Catatan Tercecer dari Pulau Pari: Keheningan Pantai Pasir Perawan

Pertama kali ke Pulau Pari, kesan pertama adalah panas. Ya, iyalah, ini kan pantai dan masih kawasan utara Jakarta pula. Hawanya sungguh menyengat. Krim sunblock aja bisa luntur karena keringat luar biasa deras.

Tapi, Pulau Pari memang pas dijadikan tempat pembuangan stres, lelah, jenuh. Liburan weekend cukup kok, nggak jauh, nggak mahal, nggak menghabiskan waktu banyak.

Ada apa di Pulau Pari? Saat turun kapal, nuansanya tenang. Dermaganya termasuk dermaga yang adem. Lalu, berjalan lebih jauh, ada kampung buatan yang tertata rapi di sana. Homestay berjajar dan tinggal pilih. Sebenarnya di pulau lain di Kepulauan Seribu juga nggak jauh berbeda suasananya. Tapi menurutku, pulau ini lumayan bersih dan nggak crowded. Di antara pulau-pulau yang ramai, mungkin pulau ini masih terbilang bersih. Maklum, orang lebih banyak mengunjungi Pulau Tidung atau Pulau Pramuka.

Pesona Pulau Pari adalah Pantai Pasir Perawan. Seperti namanya, pantai ini tampak masih perawan, seperti tak banyak terjamah. Pasirnya putih bersih, sejauh mata memandanng, pantai ini terlihat fresh dan mem-fresh-kan otak. Ada payung-payung untuk berteduh dan bersantai. Pantai Pasir Perawan menjadi keren karena (lagi-lagi) tenang. Buatku, Pantai Pasir Perawan itu ajaib. Ada angin tapi nggak berisik. Ada banyak orang tapi nggak hiruk. Ramai tapi nggak desak-desakkan juga. Sampah juga begitu minim ditemukan. Andaikan ada bola voli pantai, mungkin aku akan bermain voli di sana. Pasirnya tebal empuk, enak buat lari-larian dan guling-gulingan.

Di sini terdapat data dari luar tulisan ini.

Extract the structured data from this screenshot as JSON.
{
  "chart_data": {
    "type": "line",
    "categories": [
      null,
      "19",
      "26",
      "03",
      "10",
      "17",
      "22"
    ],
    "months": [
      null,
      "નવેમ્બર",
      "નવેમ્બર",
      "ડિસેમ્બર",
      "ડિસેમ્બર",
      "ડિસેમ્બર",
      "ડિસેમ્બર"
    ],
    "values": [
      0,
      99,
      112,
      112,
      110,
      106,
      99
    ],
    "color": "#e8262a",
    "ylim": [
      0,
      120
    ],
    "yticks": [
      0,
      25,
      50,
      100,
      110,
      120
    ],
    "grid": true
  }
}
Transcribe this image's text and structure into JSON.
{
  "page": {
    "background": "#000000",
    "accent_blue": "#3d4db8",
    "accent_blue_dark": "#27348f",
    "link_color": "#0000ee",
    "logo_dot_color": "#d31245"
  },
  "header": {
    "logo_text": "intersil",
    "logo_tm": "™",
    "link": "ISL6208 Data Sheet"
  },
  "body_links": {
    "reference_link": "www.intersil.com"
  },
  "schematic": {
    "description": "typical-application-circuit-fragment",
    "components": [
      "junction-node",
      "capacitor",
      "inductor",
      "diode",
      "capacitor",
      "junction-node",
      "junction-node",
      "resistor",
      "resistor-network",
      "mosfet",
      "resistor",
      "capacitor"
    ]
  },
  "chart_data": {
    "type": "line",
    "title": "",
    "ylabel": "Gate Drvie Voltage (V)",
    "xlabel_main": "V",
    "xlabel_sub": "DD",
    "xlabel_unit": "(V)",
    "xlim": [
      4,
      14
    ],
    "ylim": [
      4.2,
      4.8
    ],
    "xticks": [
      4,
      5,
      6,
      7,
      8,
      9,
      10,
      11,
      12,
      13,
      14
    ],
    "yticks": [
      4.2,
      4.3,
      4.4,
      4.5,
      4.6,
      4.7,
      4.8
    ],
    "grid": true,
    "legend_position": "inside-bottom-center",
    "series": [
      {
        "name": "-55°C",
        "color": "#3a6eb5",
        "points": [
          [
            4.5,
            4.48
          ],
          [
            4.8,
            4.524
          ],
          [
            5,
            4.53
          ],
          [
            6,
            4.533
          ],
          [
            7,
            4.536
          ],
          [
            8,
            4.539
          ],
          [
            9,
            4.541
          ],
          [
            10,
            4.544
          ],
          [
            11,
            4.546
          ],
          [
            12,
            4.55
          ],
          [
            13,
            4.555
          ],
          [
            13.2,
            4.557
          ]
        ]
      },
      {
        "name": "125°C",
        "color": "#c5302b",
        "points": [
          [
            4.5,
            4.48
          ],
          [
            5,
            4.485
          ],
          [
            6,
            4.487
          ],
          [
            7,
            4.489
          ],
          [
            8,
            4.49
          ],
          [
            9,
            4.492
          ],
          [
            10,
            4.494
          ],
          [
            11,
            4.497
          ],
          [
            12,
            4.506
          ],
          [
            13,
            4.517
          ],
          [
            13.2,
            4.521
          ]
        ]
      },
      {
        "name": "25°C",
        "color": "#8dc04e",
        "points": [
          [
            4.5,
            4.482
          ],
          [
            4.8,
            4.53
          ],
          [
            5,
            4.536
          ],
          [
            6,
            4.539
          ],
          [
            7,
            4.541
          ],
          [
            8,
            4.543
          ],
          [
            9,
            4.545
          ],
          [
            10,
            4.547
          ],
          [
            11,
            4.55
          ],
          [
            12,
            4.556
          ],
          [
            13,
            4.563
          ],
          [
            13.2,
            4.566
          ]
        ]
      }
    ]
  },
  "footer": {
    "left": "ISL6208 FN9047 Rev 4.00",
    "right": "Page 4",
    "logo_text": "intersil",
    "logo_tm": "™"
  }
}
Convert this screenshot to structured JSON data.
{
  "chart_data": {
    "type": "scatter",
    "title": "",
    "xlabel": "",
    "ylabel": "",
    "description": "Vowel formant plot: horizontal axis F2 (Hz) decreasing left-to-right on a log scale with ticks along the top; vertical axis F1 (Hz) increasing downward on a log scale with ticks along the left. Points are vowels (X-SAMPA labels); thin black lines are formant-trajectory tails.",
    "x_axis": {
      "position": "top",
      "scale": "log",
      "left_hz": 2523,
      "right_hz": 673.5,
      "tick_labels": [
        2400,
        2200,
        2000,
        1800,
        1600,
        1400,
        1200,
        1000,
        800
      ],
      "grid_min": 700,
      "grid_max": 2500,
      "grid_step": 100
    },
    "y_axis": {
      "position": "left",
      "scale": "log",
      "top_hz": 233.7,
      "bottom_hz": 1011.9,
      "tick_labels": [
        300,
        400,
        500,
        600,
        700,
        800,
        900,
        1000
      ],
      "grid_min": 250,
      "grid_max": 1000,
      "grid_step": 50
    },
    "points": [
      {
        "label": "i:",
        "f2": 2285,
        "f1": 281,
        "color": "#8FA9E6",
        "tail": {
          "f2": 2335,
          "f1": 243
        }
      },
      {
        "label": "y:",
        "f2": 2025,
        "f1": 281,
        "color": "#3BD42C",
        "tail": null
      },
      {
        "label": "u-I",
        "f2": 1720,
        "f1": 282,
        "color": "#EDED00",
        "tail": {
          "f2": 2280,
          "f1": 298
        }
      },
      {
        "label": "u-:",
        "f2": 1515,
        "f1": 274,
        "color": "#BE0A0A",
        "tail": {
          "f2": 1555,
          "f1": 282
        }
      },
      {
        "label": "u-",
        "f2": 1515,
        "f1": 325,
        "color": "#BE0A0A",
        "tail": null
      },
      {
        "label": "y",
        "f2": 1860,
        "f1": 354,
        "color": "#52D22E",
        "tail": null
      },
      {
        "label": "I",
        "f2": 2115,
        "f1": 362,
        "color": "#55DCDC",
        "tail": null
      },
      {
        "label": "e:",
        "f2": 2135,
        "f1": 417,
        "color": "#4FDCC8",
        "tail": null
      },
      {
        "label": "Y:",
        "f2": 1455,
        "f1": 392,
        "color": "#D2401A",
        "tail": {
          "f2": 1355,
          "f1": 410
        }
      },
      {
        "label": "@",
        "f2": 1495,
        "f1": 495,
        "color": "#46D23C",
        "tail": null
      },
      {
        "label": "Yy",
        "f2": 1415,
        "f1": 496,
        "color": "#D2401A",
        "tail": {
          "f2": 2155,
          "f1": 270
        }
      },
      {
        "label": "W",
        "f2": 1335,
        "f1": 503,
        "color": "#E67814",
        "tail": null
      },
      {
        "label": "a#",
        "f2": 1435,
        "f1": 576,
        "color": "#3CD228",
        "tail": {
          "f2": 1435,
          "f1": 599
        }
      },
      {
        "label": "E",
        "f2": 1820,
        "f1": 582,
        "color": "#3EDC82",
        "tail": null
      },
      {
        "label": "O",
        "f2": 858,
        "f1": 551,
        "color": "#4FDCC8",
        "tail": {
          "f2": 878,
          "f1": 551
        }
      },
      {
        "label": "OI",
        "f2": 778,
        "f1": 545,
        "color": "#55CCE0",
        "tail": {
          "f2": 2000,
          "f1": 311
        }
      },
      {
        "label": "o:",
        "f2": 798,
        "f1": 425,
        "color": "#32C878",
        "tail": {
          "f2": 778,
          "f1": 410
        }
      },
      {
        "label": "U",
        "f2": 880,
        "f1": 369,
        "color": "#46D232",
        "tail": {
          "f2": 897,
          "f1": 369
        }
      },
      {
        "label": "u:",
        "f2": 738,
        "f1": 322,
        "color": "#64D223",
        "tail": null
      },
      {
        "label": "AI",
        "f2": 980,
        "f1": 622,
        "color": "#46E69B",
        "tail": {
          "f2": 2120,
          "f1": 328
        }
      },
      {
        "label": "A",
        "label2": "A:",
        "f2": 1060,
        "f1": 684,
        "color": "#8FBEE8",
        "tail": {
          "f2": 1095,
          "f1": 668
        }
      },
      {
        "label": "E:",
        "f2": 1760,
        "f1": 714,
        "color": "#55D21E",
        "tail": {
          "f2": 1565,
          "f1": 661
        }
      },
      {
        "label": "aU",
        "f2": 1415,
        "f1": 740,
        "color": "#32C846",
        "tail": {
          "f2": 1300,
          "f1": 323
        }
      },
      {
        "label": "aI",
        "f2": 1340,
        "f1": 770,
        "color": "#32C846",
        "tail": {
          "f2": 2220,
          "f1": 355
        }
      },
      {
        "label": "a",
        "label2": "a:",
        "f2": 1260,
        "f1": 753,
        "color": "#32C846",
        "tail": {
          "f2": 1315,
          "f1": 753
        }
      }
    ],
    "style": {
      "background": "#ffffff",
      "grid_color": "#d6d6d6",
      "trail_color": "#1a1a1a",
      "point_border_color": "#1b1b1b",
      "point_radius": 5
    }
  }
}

Tempat itu tidak benar-benar pantai yang ada ombaknya, tapi lebih mirip danau berwarna hijau kebiruan. Pantai itu dkelilingi mangrove yang menahan ombak. Bedanya dengan danau, airnya sangat jernih. Ada perahu juga yang bisa ditumpangi untuk berdayung dan berfoto di pohon-pohon bakau di tengahnya. 

Malam-malam di sana juga suasananya sama. Pantai itu dijadikan tempat pesta barbeque. Saking tenangnya air laut, kita sampai lupa, lho, kalau itu adalah pantai. Yang terlihat hanya pasir, pemandangan ke arah lautnya gelap. Cuma ada angin yang berbisik. Makanya, enak kali, ya, kalau malam-malam sambil barbeque-an ada kembang api di langit. Pasti suasananya lebih hidup.

Pagi hari di Pantai Pasir Perawan berubah menjadi tempat yang romantis. Sejuk, hening, membuat pikiran jernih, pas untuk mengambil posisi bengong. Jangan salah, bengong itu nikmat, lho. Banyak yang berenang di sana. Airnya nggak terlalu dingin. Sejuknya embun juga terasa sekali, terutama saat kita memperhatikan tetesannya pada dedaunan mangrove. Harmonis. Pemandangan sunrise jadi sempurna pagi itu di Pantai Pasir Perawan. 

Itulah yang ditawarkan Pulau Pari. Selebihnya, trip yang mencakup snorkeling dan boat adventure tampak sama dengan trip ke pulau lain. Dengan adanya Pantai Pasir Perawan, Pulau Pari terlihat menarik. Meski langit nggak terlalu membiru (maklum, masih kawasan Jakarta dan sekitarnya), tempat ini cocok banget buat orang yang mencari ketenangan, mencari inspirasi untuk menulis. Pantai Pasir Perawan yang hening menyimpan banyak cerita untuk pengunjungnya lewat bisikan angin dan pasirnya yang begitu halus.